Seeing as the topic I've talked about in my Slogs for the past couple of weeks has been recursion, I thought for this week's specified topic I'd shift tracks to OOP(Object Oriented Programming). As I think I may have mentioned in one of my earlier posts, OOP is the basic concept for most programming languages. For the two that I know so far, Python and Java, it is definitely something that forms the core of how these languages function.
In Object Oriented Programming, as the name suggests, everything is essentially an object. Whether it be a variable or a method or a class; they are all treated as objects, similar to how we use objects in the real world. These objects then interact with one another through the code to form an overall main structure or to maybe even form another object. The idea of OOP includes an object being an Abstract Data Type(ADT) and also having the property of inheritance, two concepts that we have studied in this course. Abstract data types that we have learnt about such as Stacks, Binary Trees, and Binary Search Trees are all objects themselves i.e. every stack is an object as is every Tree. Objects then also have hierarchies which means that inheritance enables one object to obtain the properties and functions of a parent class(as we have seen in our assignments with there being specific game states and strategies that inherit from the basic parent game state and strategy).
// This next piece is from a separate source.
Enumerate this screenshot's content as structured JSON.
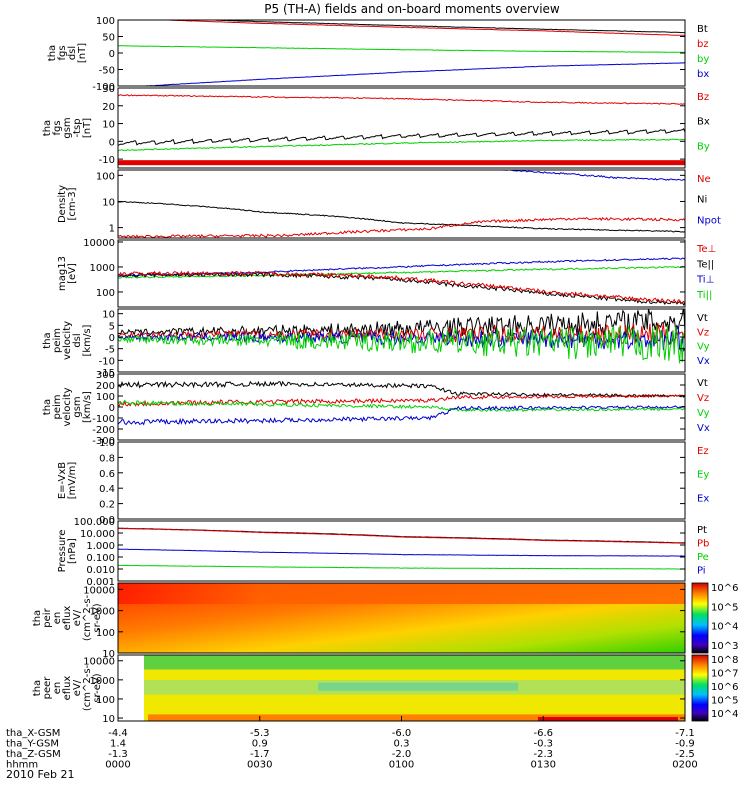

Furthermore, OOP involves keeping the code and the inner workings of an object separate from its user interface. That is the whole purpose of having methods in classes that allow certain functions to be accessed through them while keeping the 'how' of the working separate.
All the programming we have done so far in the course has been object oriented. Something that I have noted is that what people tend to do when they first learn coding is to put all their code in one place, that is in the main program. This way of not using classes or methods does not utilize the full power of OOP. The code ends up being all over the place when it could have been put together and organized in methods and classes. Moreover, this prevents reusing code for say, recursion, or even more simpler things. Were we to do any of our assignments in just one single main program, the resulting code would be horrifically disorganized and very difficult to understand even to the person who coded it. Hence the advantages of OOP, unlike recursion, might not be that visible or that fascinating, but they still have great power in coding which needs to be understood and used properly. 

Sunday, 15 February 2015

Trees and Branches

First of all, getting those midterm marks back was a bit scary I'd say. The first one is honestly always the worst one for me because it sets the pace for the rest of the semester. So I guess it's a good thing I didn't do bad on this midterm. The class average is in the high 70's though, and I think that's a pretty decent mark for us all to be averaging around.

Now getting back to the more important stuff, the implementation of recursion in data structures, namely Trees. To be fair, I did learn the basics of this in high school comp sc so I can't really tell how difficult a concept this is right now for everyone to grasp, but I feel like it's not that terrible. The whole idea behind recursion is to break down a problem into smaller versions of itself and that is exactly how we apply it to trees. Break the branches down till all you have left are trees with just one single node. The terminology involved with trees is a bit more confusing than I thought it would be, with arity and branching factor, and the height and the depth but I think it'll become pretty clear after a while of working with trees.